Although many people think that jeans started as an American trend, specifically in California, among gold miners, that is not exactly true. Actually, the history of jeans goes all the way back to the 18th century in Italy. The word “jeans” comes from a type of material that was made in Europe. The material was named “jean” after sailors from Genoa in Italy since they wore clothes that were made from it. The word “denim” probably comes from a type of cotton cloth called “Serge de Nimes.”
Serge de Nimes
“Serge” is a kind of material and Nimes is a small town in the south of France. Therefore, America didn’t invent the product. However, America deserves credit for the popularization of the jeans. Unlike their European counterparts, the first American jeans were made from slightly different fabrics, at first, from a mixture of things, but plantation labor over time made cotton widely available in the United States. A dye taken from plants in India and America was called indigo and it made jean cloth a dark blue color.
Jeans and the Gold Rush
Cotton denim jeans were the standard by the time the Gold Rush started in 1848. However, miners didn’t wear jeans until 1853, when Leob Strauss moved to San Francisco and started selling his pants wholesale. He changes his name to Levi, although nobody knows why. Jacob Davis is another guy who doesn’t get enough credit even though he deserves it. He was a tailor from Reno (Nevada) who figured out how to put rivets in the corners of pants. Davis has collaborated with Strauss.
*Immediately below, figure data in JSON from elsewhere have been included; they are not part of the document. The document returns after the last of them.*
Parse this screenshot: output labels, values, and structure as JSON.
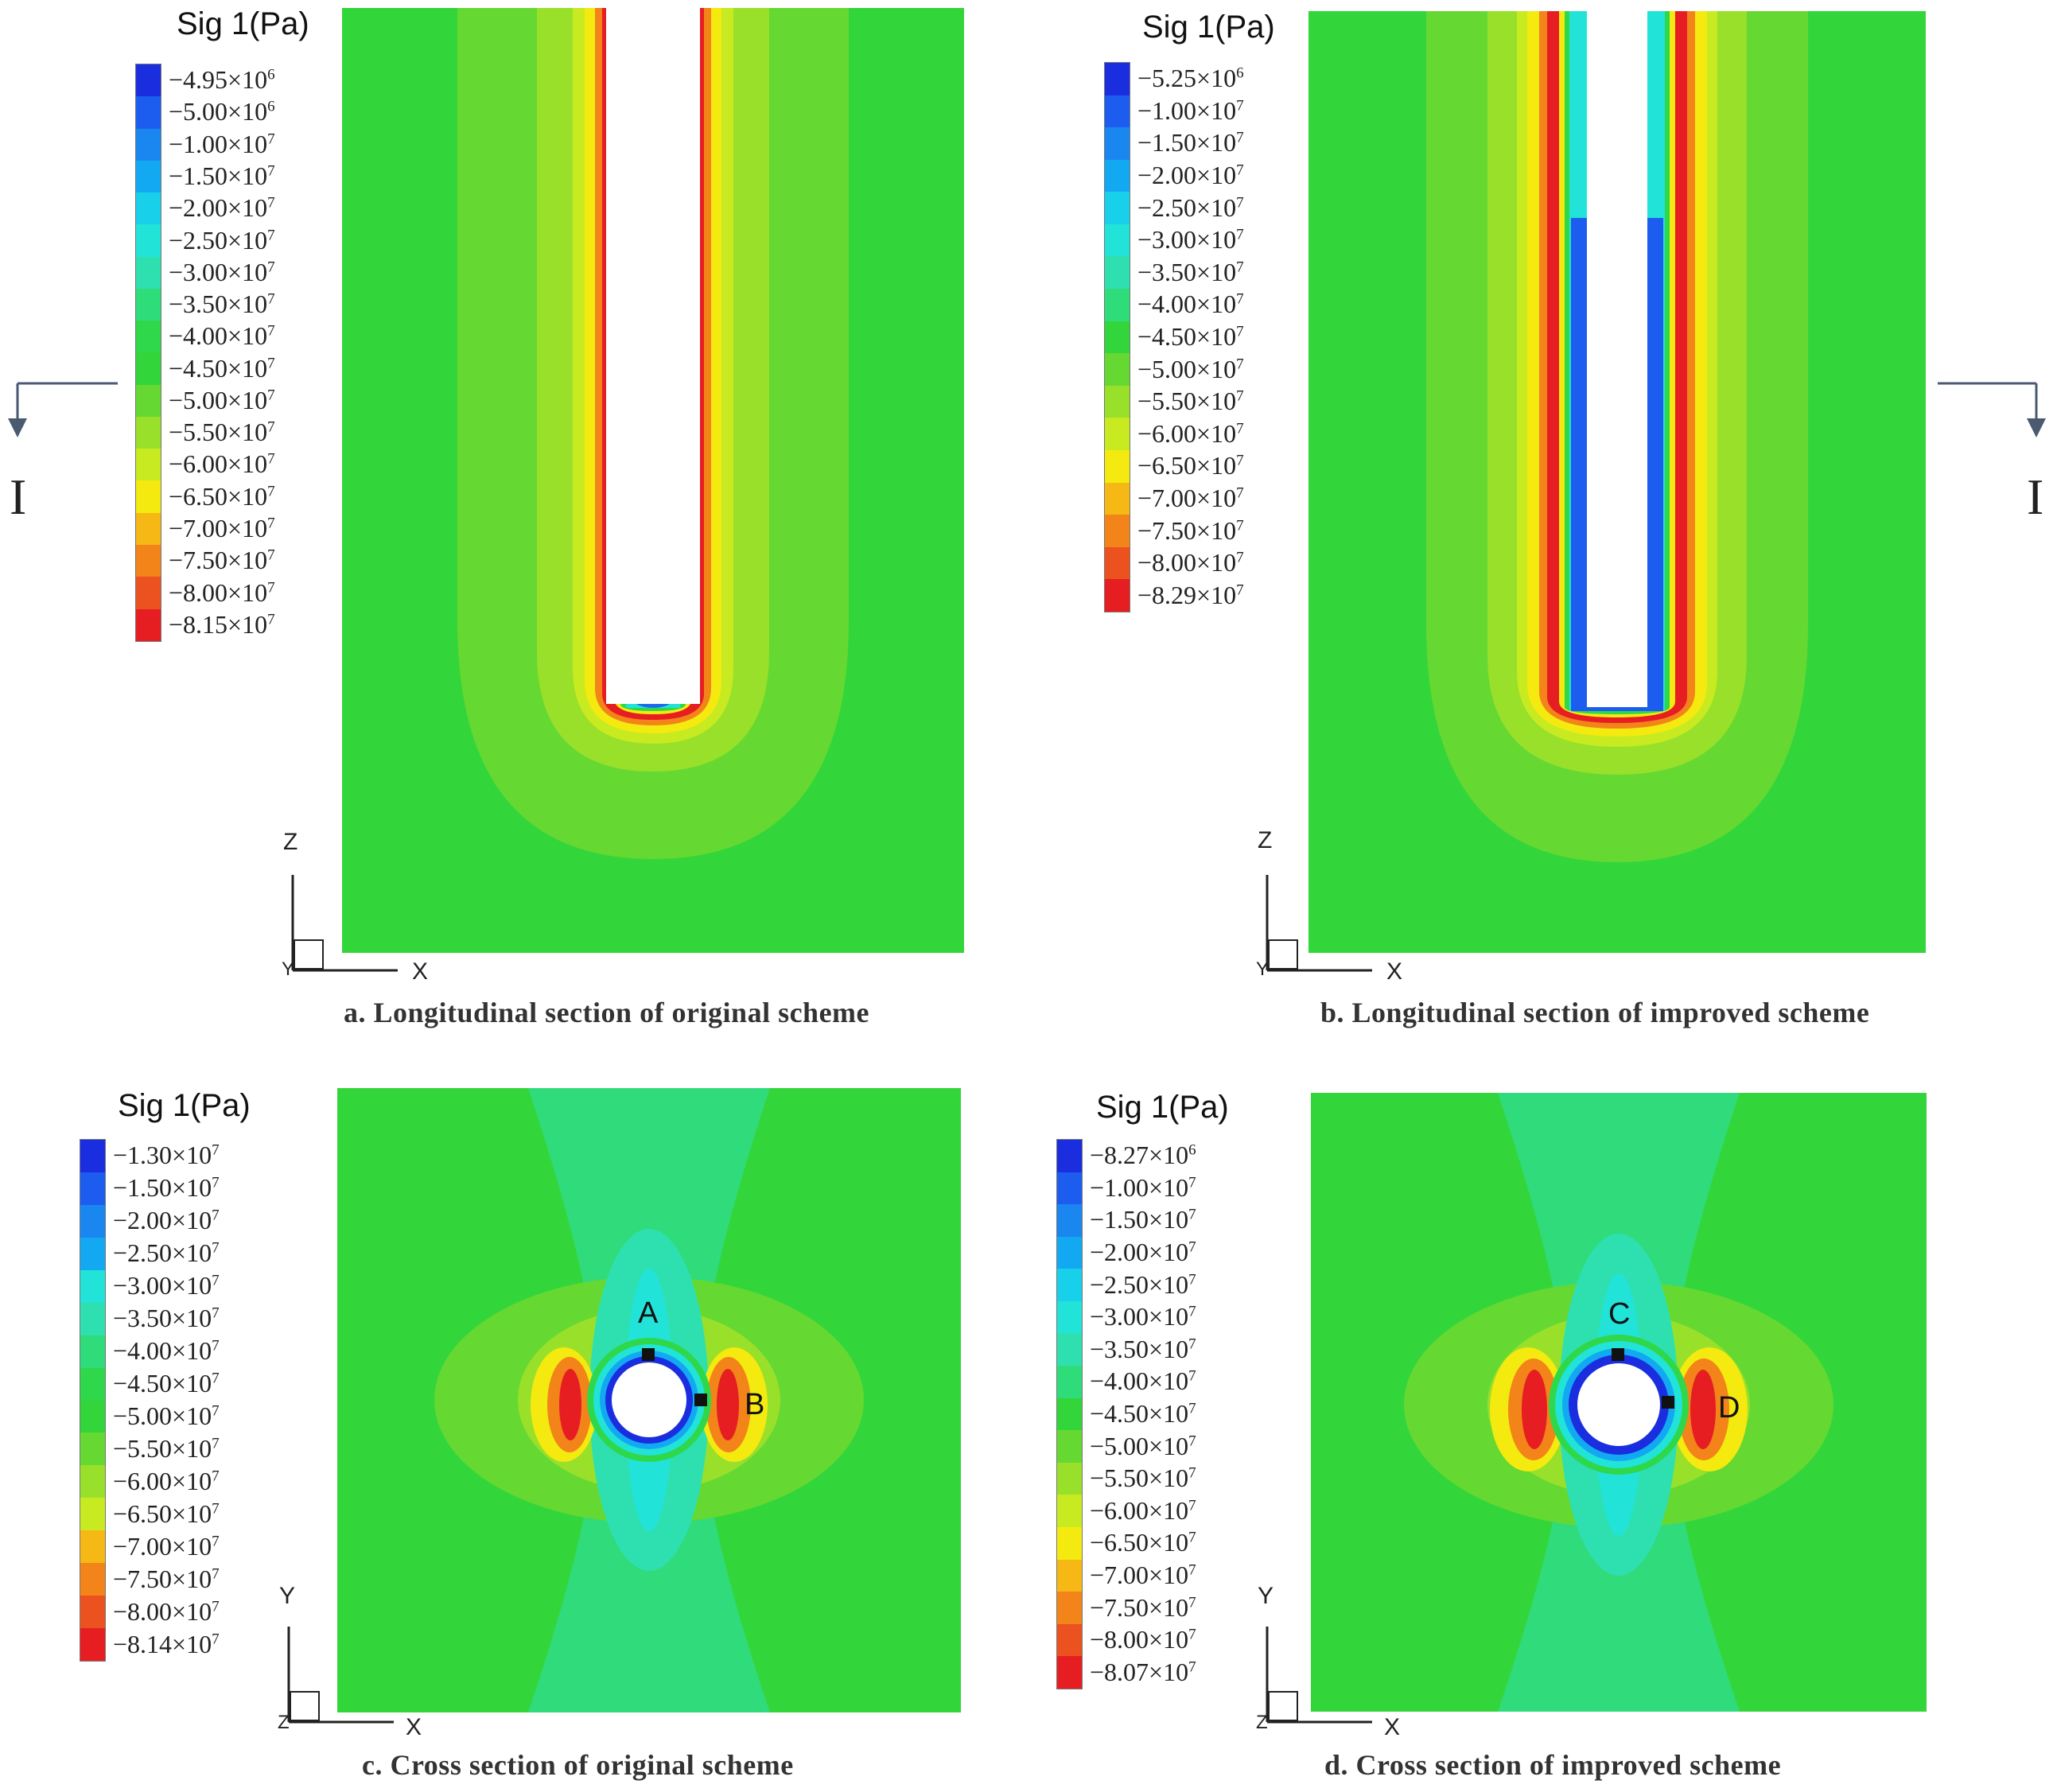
{
  "figure": {
    "section_marker": "I",
    "panels": [
      {
        "id": "a",
        "caption": "a. Longitudinal section of original scheme",
        "legend_title": "Sig 1(Pa)",
        "axes": {
          "vertical": "Z",
          "horizontal": "X",
          "corner": "Y"
        },
        "legend_values": [
          {
            "m": "−4.95",
            "e": "6"
          },
          {
            "m": "−5.00",
            "e": "6"
          },
          {
            "m": "−1.00",
            "e": "7"
          },
          {
            "m": "−1.50",
            "e": "7"
          },
          {
            "m": "−2.00",
            "e": "7"
          },
          {
            "m": "−2.50",
            "e": "7"
          },
          {
            "m": "−3.00",
            "e": "7"
          },
          {
            "m": "−3.50",
            "e": "7"
          },
          {
            "m": "−4.00",
            "e": "7"
          },
          {
            "m": "−4.50",
            "e": "7"
          },
          {
            "m": "−5.00",
            "e": "7"
          },
          {
            "m": "−5.50",
            "e": "7"
          },
          {
            "m": "−6.00",
            "e": "7"
          },
          {
            "m": "−6.50",
            "e": "7"
          },
          {
            "m": "−7.00",
            "e": "7"
          },
          {
            "m": "−7.50",
            "e": "7"
          },
          {
            "m": "−8.00",
            "e": "7"
          },
          {
            "m": "−8.15",
            "e": "7"
          }
        ]
      },
      {
        "id": "b",
        "caption": "b. Longitudinal section of improved scheme",
        "legend_title": "Sig 1(Pa)",
        "axes": {
          "vertical": "Z",
          "horizontal": "X",
          "corner": "Y"
        },
        "legend_values": [
          {
            "m": "−5.25",
            "e": "6"
          },
          {
            "m": "−1.00",
            "e": "7"
          },
          {
            "m": "−1.50",
            "e": "7"
          },
          {
            "m": "−2.00",
            "e": "7"
          },
          {
            "m": "−2.50",
            "e": "7"
          },
          {
            "m": "−3.00",
            "e": "7"
          },
          {
            "m": "−3.50",
            "e": "7"
          },
          {
            "m": "−4.00",
            "e": "7"
          },
          {
            "m": "−4.50",
            "e": "7"
          },
          {
            "m": "−5.00",
            "e": "7"
          },
          {
            "m": "−5.50",
            "e": "7"
          },
          {
            "m": "−6.00",
            "e": "7"
          },
          {
            "m": "−6.50",
            "e": "7"
          },
          {
            "m": "−7.00",
            "e": "7"
          },
          {
            "m": "−7.50",
            "e": "7"
          },
          {
            "m": "−8.00",
            "e": "7"
          },
          {
            "m": "−8.29",
            "e": "7"
          }
        ]
      },
      {
        "id": "c",
        "caption": "c. Cross section of original scheme",
        "legend_title": "Sig 1(Pa)",
        "axes": {
          "vertical": "Y",
          "horizontal": "X",
          "corner": "Z"
        },
        "points": [
          "A",
          "B"
        ],
        "legend_values": [
          {
            "m": "−1.30",
            "e": "7"
          },
          {
            "m": "−1.50",
            "e": "7"
          },
          {
            "m": "−2.00",
            "e": "7"
          },
          {
            "m": "−2.50",
            "e": "7"
          },
          {
            "m": "−3.00",
            "e": "7"
          },
          {
            "m": "−3.50",
            "e": "7"
          },
          {
            "m": "−4.00",
            "e": "7"
          },
          {
            "m": "−4.50",
            "e": "7"
          },
          {
            "m": "−5.00",
            "e": "7"
          },
          {
            "m": "−5.50",
            "e": "7"
          },
          {
            "m": "−6.00",
            "e": "7"
          },
          {
            "m": "−6.50",
            "e": "7"
          },
          {
            "m": "−7.00",
            "e": "7"
          },
          {
            "m": "−7.50",
            "e": "7"
          },
          {
            "m": "−8.00",
            "e": "7"
          },
          {
            "m": "−8.14",
            "e": "7"
          }
        ]
      },
      {
        "id": "d",
        "caption": "d. Cross section of improved scheme",
        "legend_title": "Sig 1(Pa)",
        "axes": {
          "vertical": "Y",
          "horizontal": "X",
          "corner": "Z"
        },
        "points": [
          "C",
          "D"
        ],
        "legend_values": [
          {
            "m": "−8.27",
            "e": "6"
          },
          {
            "m": "−1.00",
            "e": "7"
          },
          {
            "m": "−1.50",
            "e": "7"
          },
          {
            "m": "−2.00",
            "e": "7"
          },
          {
            "m": "−2.50",
            "e": "7"
          },
          {
            "m": "−3.00",
            "e": "7"
          },
          {
            "m": "−3.50",
            "e": "7"
          },
          {
            "m": "−4.00",
            "e": "7"
          },
          {
            "m": "−4.50",
            "e": "7"
          },
          {
            "m": "−5.00",
            "e": "7"
          },
          {
            "m": "−5.50",
            "e": "7"
          },
          {
            "m": "−6.00",
            "e": "7"
          },
          {
            "m": "−6.50",
            "e": "7"
          },
          {
            "m": "−7.00",
            "e": "7"
          },
          {
            "m": "−7.50",
            "e": "7"
          },
          {
            "m": "−8.00",
            "e": "7"
          },
          {
            "m": "−8.07",
            "e": "7"
          }
        ]
      }
    ],
    "colormap": [
      "#1a2ee0",
      "#1c5df0",
      "#1a86f0",
      "#13a9f2",
      "#18d0ea",
      "#22e3d8",
      "#2ee0b0",
      "#2fdc7a",
      "#2ed84a",
      "#33d63a",
      "#66d832",
      "#98e02a",
      "#c8ea20",
      "#f4ea10",
      "#f6b814",
      "#f2841a",
      "#ec5220",
      "#e61e22"
    ]
  }
}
The jeans were hit among the miners because they were sturdy enough to handle repeated washings and hard work. Strauss knew that fact and in 1886 Levi’s Jeans even bore a leather label showing them being pulled between two horses in order to emphasize how durable the jeans actually were. The jeans remained the cloth for work of the rough and tumble West until the middle of the 20th century. In the 1930s, jeans started to tickle out the general public.
Jeans meets Hollywood
First, Hollywood Westerns started showing across movie screens, introducing audiences to macho types wearing jeans and engaging in many cowboyish activities, such as lassoing cattle. The World War II soldier picked up another trend about 10 years later. This trend was a manly-man archetype, and soldiers usually wore jeans when off the duty. In the 1950s, rebels and teenagers realized that wearing jeans would make them look hardscrabble, aloof, and tough without requiring them to actually do any of the dirty work of soldiers or cowboys.
Many college and university students wore jeans in the 1960s. In order to match the 60’s fashions, different styles of jeans were made, such as psychedelic jeans, painted jeans, embroidered jeans, and others. In a lot of non-western countries, jeans were a symbol of Western decadence and were very hard to find. People all around the world wrote letters to the companies in the United States, asking them to send the writer a pair of jeans.